11 Toen zeide Jehizkia, dat men kameren aan het huis des HEEREN bereiden zou; en zij bereidden ze.
Then Hezekiah commanded them to prepare rooms in the LORD’s house, and they prepared them.
12 Daarin brachten zij die heffing, en de tienden, en de geheiligde dingen, in getrouwigheid; en daarover was Chonanja, de Leviet, overste, en Simei, zijn broeder, de tweede.
They brought in the offerings, the tithes, and the dedicated things faithfully. Conaniah the Levite was ruler over them, and Shimei his brother was second.
13 Maar Jehiel, en Azazja, en Nahath, en Asahel, en Jerimoth, en Jozabad, en Eliel, en Jismachja, en Mahath, en Benaja, waren opzieners, onder de hand van Chonanja en Simei, zijn broeder; door het bevel van den koning Jehizkia en van Azaria, den overste van het huis Gods.

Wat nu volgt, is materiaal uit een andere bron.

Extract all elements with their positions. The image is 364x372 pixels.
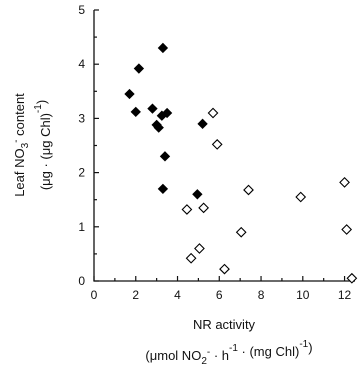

Jehiel, Azaziah, Nahath, Asahel, Jerimoth, Jozabad, Eliel, Ismachiah, Mahath, and Benaiah were overseers under the hand of Conaniah and Shimei his brother, by the appointment of Hezekiah the king and Azariah the ruler of God’s house.
14 En Kore, de zoon van Jimna, de Leviet, de poortier tegen het oosten, was over de vrijwillige gaven Gods, om het hefoffer des HEEREN en het allerheiligste uit te delen.
Kore the son of Imnah the Levite, the gatekeeper at the east gate, was over the free will offerings of God, to distribute the LORD’s offerings and the most holy things.
15 En aan zijn hand waren Eden, en Minjamin, en Jesua, en Semaja, Amarja en Sechanja, in de steden der priesteren, met getrouwigheid, om aan hun broederen in de verdelingen, zowel aan de kleinen als de groten, uit te delen:
Under him were Eden, Miniamin, Yeshua, Shemaiah, Amariah, and Shecaniah, in the cities of the priests, in their office of trust, to give to their brothers by divisions, to the great as well as to the small;
16 (Benevens die gesteld waren in het geslachtsregister der manspersonen, drie jaren oud en daarboven) allen, die in het huis des HEEREN gingen, tot het dagelijkse werk op elken dag, voor hun dienst, in hun wachten, naar hun verdelingen.
in addition to those who were listed by genealogy of males, from three years old and upward, even everyone who entered into the LORD’s house, as the duty of every day required, for their service in their offices according to their divisions;
17 En met die gesteld waren in het geslachtsregister der priesteren naar het huis hunner vaderen, ook de Levieten van twintig jaren oud en daarboven, in hun wachten, naar hun verdelingen;
and those who were listed by genealogy of the priests by their fathers’ houses, and the Levites from twenty years old and upward, in their offices by their divisions;
18 Ook tot de geslachtsrekening met al hun kinderkens, hun vrouwen, en hun zonen, en hun dochteren, door de ganse gemeente; want zij hadden zich in hun ambt in heiligheid geheiligd.
and those who were listed by genealogy of all their little ones, their wives, their sons, and their daughters, through all the congregation; for in their office of trust they sanctified themselves in holiness.
19 Ook waren onder de kinderen van Aaron, de priesteren, op de velden der voorsteden hunner steden, in elke stad, mannen, die met namen uitgedrukt waren, om aan alle manspersonen onder de priesteren en aan allen, die in het geslachtsregister onder de Levieten gesteld waren, delen te geven.
Also for the sons of Aaron the priests, who were in the fields of the pasture lands of their cities, in every city, there were men who were mentioned by name to give portions to all the males amongst the priests and to all who were listed by genealogy amongst the Levites.
20 En alzo deed Jehizkia in geheel Juda; en hij deed dat goed, en recht, en waarachtig was, voor het aangezicht des HEEREN, zijns Gods.
Hezekiah did so throughout all Judah; and he did that which was good, right, and faithful before the LORD his God.
21 En in alle werk, dat hij begon in den dienst van het huis Gods, en in de wet en in het gebod, om zijn God te zoeken, deed hij met zijn ganse hart, en had voorspoed.
In every work that he began in the service of God’s house, in the law, and in the commandments, to seek his God, he did it with all his heart and prospered.